以上所述,仅是本发明的较佳实施例而已,并非对本发明作任何形式上的限制。虽然本发明已以较佳实施例揭示如上,然而并非用以限定本发明。任何熟悉本领域的技术人员,在不脱离本发明的精神实质和技术方案的情况下,都可利用上述揭示的方法和技术内容对本发明技术方案做出许多可能的变动和修饰,或修改为等同变化的等效实施例。因此,凡是未脱离本发明技术方案的内容,依据本发明的技术实质对以上实施例所做的任何简单修改、等同替换、等效变化及修饰,均仍属于本发明技术方案保护的范围内。
Claims (7)
1.基于MnCo@C NCs类酶活性快速比色分析酚类污染物的方法,其特征在于,所述MnCo@C NCs为核壳结构,内核为MnCo双金属氧化物,外壳为多孔碳壳C NCs,所述方法包括以下步骤:
S1、MnCo@C NCs的制备:
S1.1、将乙酸锰、PVP分散在乙醇和水混合溶液中并搅拌,加入钴氰化钾水溶液,室温孵育,得到MnCo 前驱体;
S1.2、将MnCo 前驱体重新分散到水溶液中,然后加入多巴胺水溶液,室温反应,得到聚多巴胺涂覆的MnCo 前驱体;
S1.3、将上述所得聚多巴胺涂覆的MnCo 前驱体进行高温热解,得到核壳结构的MnCo双金属氧化物多孔碳复合纳米材料,即MnCo@C NCs;
S2、将测试具有类漆酶活性的MnCo@C NCs分别加入到多个含有不同浓度酚类污染物的吗啉乙磺酸缓冲液样品中,然后加入显色剂4-氨基安替比林进行反应,得到反应体系,记录反应后各样品在510nm波长处的吸光度值A,得到酚类污染物浓度与吸光度值A的检测线性关系;
S3、根据上述所得酚类污染物浓度与吸光度值A的检测线性关系,以及含酚类污染物的待测样品的吸光度值,得到待测样品中酚类污染物的浓度。

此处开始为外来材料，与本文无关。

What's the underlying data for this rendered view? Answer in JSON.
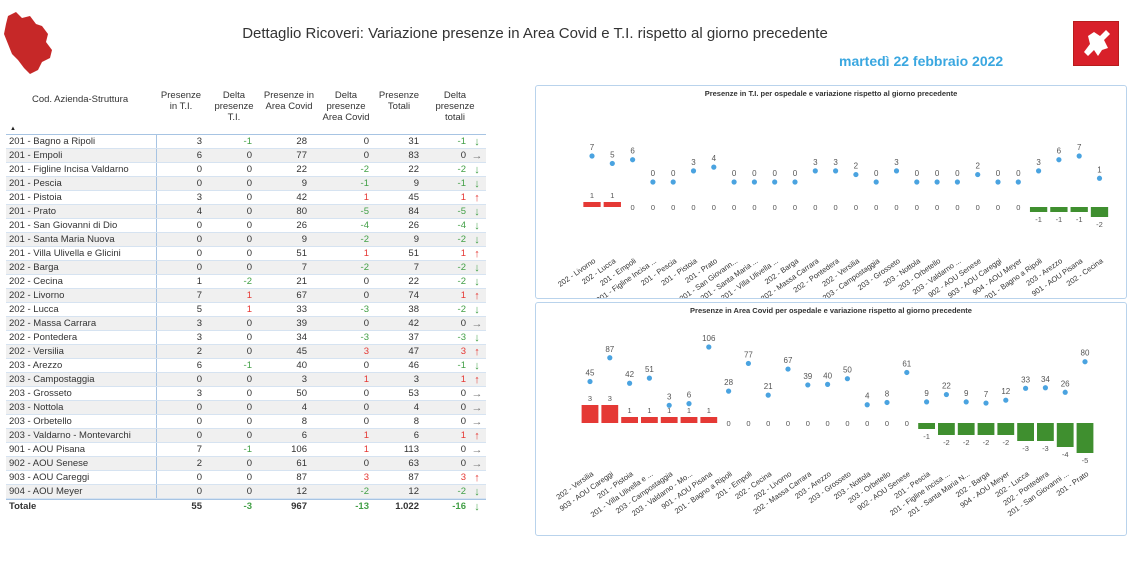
{
  "header": {
    "title": "Dettaglio Ricoveri: Variazione presenze in Area Covid e T.I. rispetto al giorno precedente",
    "date": "martedì 22 febbraio 2022"
  },
  "colors": {
    "accent": "#3aa7e0",
    "positive": "#e53935",
    "negative": "#43a047",
    "bar_red": "#e53935",
    "bar_green": "#3f8f2f",
    "dot": "#4aa3e0"
  },
  "table": {
    "headers": {
      "name": "Cod. Azienda-Struttura",
      "ti": "Presenze in T.I.",
      "dti": "Delta presenze T.I.",
      "ac": "Presenze in Area Covid",
      "dac": "Delta presenze Area Covid",
      "tot": "Presenze Totali",
      "dtot": "Delta presenze totali"
    },
    "rows": [
      {
        "name": "201 - Bagno a Ripoli",
        "ti": "3",
        "dti": "-1",
        "ac": "28",
        "dac": "0",
        "tot": "31",
        "dtot": "-1",
        "trend": "down"
      },
      {
        "name": "201 - Empoli",
        "ti": "6",
        "dti": "0",
        "ac": "77",
        "dac": "0",
        "tot": "83",
        "dtot": "0",
        "trend": "flat"
      },
      {
        "name": "201 - Figline Incisa Valdarno",
        "ti": "0",
        "dti": "0",
        "ac": "22",
        "dac": "-2",
        "tot": "22",
        "dtot": "-2",
        "trend": "down"
      },
      {
        "name": "201 - Pescia",
        "ti": "0",
        "dti": "0",
        "ac": "9",
        "dac": "-1",
        "tot": "9",
        "dtot": "-1",
        "trend": "down"
      },
      {
        "name": "201 - Pistoia",
        "ti": "3",
        "dti": "0",
        "ac": "42",
        "dac": "1",
        "tot": "45",
        "dtot": "1",
        "trend": "up"
      },
      {
        "name": "201 - Prato",
        "ti": "4",
        "dti": "0",
        "ac": "80",
        "dac": "-5",
        "tot": "84",
        "dtot": "-5",
        "trend": "down"
      },
      {
        "name": "201 - San Giovanni di Dio",
        "ti": "0",
        "dti": "0",
        "ac": "26",
        "dac": "-4",
        "tot": "26",
        "dtot": "-4",
        "trend": "down"
      },
      {
        "name": "201 - Santa Maria Nuova",
        "ti": "0",
        "dti": "0",
        "ac": "9",
        "dac": "-2",
        "tot": "9",
        "dtot": "-2",
        "trend": "down"
      },
      {
        "name": "201 - Villa Ulivella e Glicini",
        "ti": "0",
        "dti": "0",
        "ac": "51",
        "dac": "1",
        "tot": "51",
        "dtot": "1",
        "trend": "up"
      },
      {
        "name": "202 - Barga",
        "ti": "0",
        "dti": "0",
        "ac": "7",
        "dac": "-2",
        "tot": "7",
        "dtot": "-2",
        "trend": "down"
      },
      {
        "name": "202 - Cecina",
        "ti": "1",
        "dti": "-2",
        "ac": "21",
        "dac": "0",
        "tot": "22",
        "dtot": "-2",
        "trend": "down"
      },
      {
        "name": "202 - Livorno",
        "ti": "7",
        "dti": "1",
        "ac": "67",
        "dac": "0",
        "tot": "74",
        "dtot": "1",
        "trend": "up"
      },
      {
        "name": "202 - Lucca",
        "ti": "5",
        "dti": "1",
        "ac": "33",
        "dac": "-3",
        "tot": "38",
        "dtot": "-2",
        "trend": "down"
      },
      {
        "name": "202 - Massa Carrara",
        "ti": "3",
        "dti": "0",
        "ac": "39",
        "dac": "0",
        "tot": "42",
        "dtot": "0",
        "trend": "flat"
      },
      {
        "name": "202 - Pontedera",
        "ti": "3",
        "dti": "0",
        "ac": "34",
        "dac": "-3",
        "tot": "37",
        "dtot": "-3",
        "trend": "down"
      },
      {
        "name": "202 - Versilia",
        "ti": "2",
        "dti": "0",
        "ac": "45",
        "dac": "3",
        "tot": "47",
        "dtot": "3",
        "trend": "up"
      },
      {
        "name": "203 - Arezzo",
        "ti": "6",
        "dti": "-1",
        "ac": "40",
        "dac": "0",
        "tot": "46",
        "dtot": "-1",
        "trend": "down"
      },
      {
        "name": "203 - Campostaggia",
        "ti": "0",
        "dti": "0",
        "ac": "3",
        "dac": "1",
        "tot": "3",
        "dtot": "1",
        "trend": "up"
      },
      {
        "name": "203 - Grosseto",
        "ti": "3",
        "dti": "0",
        "ac": "50",
        "dac": "0",
        "tot": "53",
        "dtot": "0",
        "trend": "flat"
      },
      {
        "name": "203 - Nottola",
        "ti": "0",
        "dti": "0",
        "ac": "4",
        "dac": "0",
        "tot": "4",
        "dtot": "0",
        "trend": "flat"
      },
      {
        "name": "203 - Orbetello",
        "ti": "0",
        "dti": "0",
        "ac": "8",
        "dac": "0",
        "tot": "8",
        "dtot": "0",
        "trend": "flat"
      },
      {
        "name": "203 - Valdarno - Montevarchi",
        "ti": "0",
        "dti": "0",
        "ac": "6",
        "dac": "1",
        "tot": "6",
        "dtot": "1",
        "trend": "up"
      },
      {
        "name": "901 - AOU Pisana",
        "ti": "7",
        "dti": "-1",
        "ac": "106",
        "dac": "1",
        "tot": "113",
        "dtot": "0",
        "trend": "flat"
      },
      {
        "name": "902 - AOU Senese",
        "ti": "2",
        "dti": "0",
        "ac": "61",
        "dac": "0",
        "tot": "63",
        "dtot": "0",
        "trend": "flat"
      },
      {
        "name": "903 - AOU Careggi",
        "ti": "0",
        "dti": "0",
        "ac": "87",
        "dac": "3",
        "tot": "87",
        "dtot": "3",
        "trend": "up"
      },
      {
        "name": "904 - AOU Meyer",
        "ti": "0",
        "dti": "0",
        "ac": "12",
        "dac": "-2",
        "tot": "12",
        "dtot": "-2",
        "trend": "down"
      }
    ],
    "total": {
      "name": "Totale",
      "ti": "55",
      "dti": "-3",
      "ac": "967",
      "dac": "-13",
      "tot": "1.022",
      "dtot": "-16",
      "trend": "down"
    }
  },
  "chart_data": [
    {
      "type": "bar",
      "title": "Presenze in T.I. per ospedale e variazione rispetto al giorno precedente",
      "categories": [
        "202 - Livorno",
        "202 - Lucca",
        "201 - Empoli",
        "201 - Figline Incisa ...",
        "201 - Pescia",
        "201 - Pistoia",
        "201 - Prato",
        "201 - San Giovann...",
        "201 - Santa Maria ...",
        "201 - Villa Ulivella ...",
        "202 - Barga",
        "202 - Massa Carrara",
        "202 - Pontedera",
        "202 - Versilia",
        "203 - Campostaggia",
        "203 - Grosseto",
        "203 - Nottola",
        "203 - Orbetello",
        "203 - Valdarno ...",
        "902 - AOU Senese",
        "903 - AOU Careggi",
        "904 - AOU Meyer",
        "201 - Bagno a Ripoli",
        "203 - Arezzo",
        "901 - AOU Pisana",
        "202 - Cecina"
      ],
      "series": [
        {
          "name": "Presenze",
          "kind": "dot",
          "values": [
            7,
            5,
            6,
            0,
            0,
            3,
            4,
            0,
            0,
            0,
            0,
            3,
            3,
            2,
            0,
            3,
            0,
            0,
            0,
            2,
            0,
            0,
            3,
            6,
            7,
            1
          ]
        },
        {
          "name": "Delta",
          "kind": "bar",
          "values": [
            1,
            1,
            0,
            0,
            0,
            0,
            0,
            0,
            0,
            0,
            0,
            0,
            0,
            0,
            0,
            0,
            0,
            0,
            0,
            0,
            0,
            0,
            -1,
            -1,
            -1,
            -2
          ]
        }
      ]
    },
    {
      "type": "bar",
      "title": "Presenze in Area Covid per ospedale e variazione rispetto al giorno precedente",
      "categories": [
        "202 - Versilia",
        "903 - AOU Careggi",
        "201 - Pistoia",
        "201 - Villa Ulivella e ...",
        "203 - Campostaggia",
        "203 - Valdarno - Mo...",
        "901 - AOU Pisana",
        "201 - Bagno a Ripoli",
        "201 - Empoli",
        "202 - Cecina",
        "202 - Livorno",
        "202 - Massa Carrara",
        "203 - Arezzo",
        "203 - Grosseto",
        "203 - Nottola",
        "203 - Orbetello",
        "902 - AOU Senese",
        "201 - Pescia",
        "201 - Figline Incisa ...",
        "201 - Santa Maria N...",
        "202 - Barga",
        "904 - AOU Meyer",
        "202 - Lucca",
        "202 - Pontedera",
        "201 - San Giovanni ...",
        "201 - Prato"
      ],
      "series": [
        {
          "name": "Presenze",
          "kind": "dot",
          "values": [
            45,
            87,
            42,
            51,
            3,
            6,
            106,
            28,
            77,
            21,
            67,
            39,
            40,
            50,
            4,
            8,
            61,
            9,
            22,
            9,
            7,
            12,
            33,
            34,
            26,
            80
          ]
        },
        {
          "name": "Delta",
          "kind": "bar",
          "values": [
            3,
            3,
            1,
            1,
            1,
            1,
            1,
            0,
            0,
            0,
            0,
            0,
            0,
            0,
            0,
            0,
            0,
            -1,
            -2,
            -2,
            -2,
            -2,
            -3,
            -3,
            -4,
            -5
          ]
        }
      ]
    }
  ]
}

2. 根据权利要求1所述的基于MnCo@C NCs类酶活性快速比色分析酚类污染物的方法,其特征在于,步骤S2中,当MnCo@C NCs加入到不含酚类污染物的吗啉乙磺酸缓冲液,然后加入显色剂4-AP进行反应,得到反应体系时,反应体系几乎无色;当加入含酚类污染物的待测样品时,反应体系变深红色,由此定性检测待测样品中是否含有酚类污染物。
3. 根据权利要求1所述的基于MnCo@C NCs类酶活性快速比色分析酚类污染物的方法,其特征在于,所述酚类污染物包括2,4-二氯酚;所述2,4-DP浓度与吸光度值A的检测线性回归方程为:
当2,4-DP浓度为3.1μM~122.7μM时,A = 0.0043 C2,4-DP + 0.147 (1);
当2,4-DP浓度为122.7μM~613.5μM时,A=0.0015 C2,4-DP + 0.477 (2);
式(1)、(2)中,A表示吸光度值,C2,4-DP为待测溶液中2,4-DP的浓度值,该浓度值对应的单位为μM,式(1)的相关系数R2 = 0.986、式(2)的相关系数R2 = 0.998,2,4-DP的检测线性范围为3.1μM~613.5μM,检测限为0.76μM。
4. 根据权利要求1~3中任一项所述的基于MnCo@C NCs类酶活性快速比色分析酚类污染物的方法,其特征在于,步骤S1.1中,所述乙酸锰与PVP的质量比为1∶5~10,Mn与Co的摩尔比为1:1~3。
5. 根据权利要求1~3中任一项所述的基于MnCo@C NCs类酶活性快速比色分析酚类污染物的方法,其特征在于,步骤S1.2中,所述多巴胺与MnCo 前驱体的质量比为1∶1~3。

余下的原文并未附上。